Handwriting difficulty in school-age children is one of the main reasons for referral to occupational therapy (Hoy et al., 2011). Occupational therapy practitioners, in partnership with teachers, can offer individualized instruction and evidence-based interventions to attend to the children’s needs (Case-Smith et al., 2014); however, practitioners need valid and reliable instruments to assess and interpret handwriting problems and document the efficacy of the occupational therapy intervention (Feder et al., 2000). Moreover, the adoption of a client-centered perspective (American Occupational Therapy Association, 2014) requires the use of strategies to facilitate self-assessment and collaboration on the identification of treatment goals to involve the child in the assessment and intervention process (Amundson, 2005; Graham et al., 2013).
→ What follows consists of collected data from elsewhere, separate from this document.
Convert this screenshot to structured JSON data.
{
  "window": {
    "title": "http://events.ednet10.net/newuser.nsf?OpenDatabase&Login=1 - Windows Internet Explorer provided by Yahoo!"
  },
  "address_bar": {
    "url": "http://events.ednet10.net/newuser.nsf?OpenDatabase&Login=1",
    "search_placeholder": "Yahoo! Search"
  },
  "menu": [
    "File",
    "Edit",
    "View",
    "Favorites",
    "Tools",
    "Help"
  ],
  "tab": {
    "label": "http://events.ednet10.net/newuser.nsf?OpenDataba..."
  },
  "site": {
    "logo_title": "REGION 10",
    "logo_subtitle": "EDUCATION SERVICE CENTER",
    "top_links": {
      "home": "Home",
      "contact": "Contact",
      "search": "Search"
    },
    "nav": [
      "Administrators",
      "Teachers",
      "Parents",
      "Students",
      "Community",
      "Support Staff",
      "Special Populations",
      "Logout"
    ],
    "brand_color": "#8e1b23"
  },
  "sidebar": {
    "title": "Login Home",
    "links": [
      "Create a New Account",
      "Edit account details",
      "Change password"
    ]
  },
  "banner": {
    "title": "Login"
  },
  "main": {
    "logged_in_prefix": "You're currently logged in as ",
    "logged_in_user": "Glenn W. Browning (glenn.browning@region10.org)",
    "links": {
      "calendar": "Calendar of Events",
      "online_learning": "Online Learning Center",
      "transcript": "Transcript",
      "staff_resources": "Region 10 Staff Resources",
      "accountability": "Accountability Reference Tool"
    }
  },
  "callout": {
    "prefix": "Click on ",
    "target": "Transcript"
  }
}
Considering that a self-assessment could promote learning and improve a child’s motivation to collaborate, occupational therapists from Israel and the United States created the Here’s How I Write: A Child’s Self-Assessment and Goal Setting Tool (HHIW; Goldstand et al., 2013), a handwriting self- and teacher assessment tool that elicits both the student’s and the teacher’s perspective. The instrument is easy to use and understand; it consists of pictorial cards illustrating abilities related to handwriting (e.g., “I stay on the line when I write,” “I don’t stay on the line when I write”). The child chooses the picture with which he or she best identifies. The picture-choosing process helps the child identify his or her strengths and difficulties and set intervention goals with a therapist or teacher to improve handwriting. The same questions shown on the cards are presented to the teachers in a questionnaire form (Goldstand et al., 2013).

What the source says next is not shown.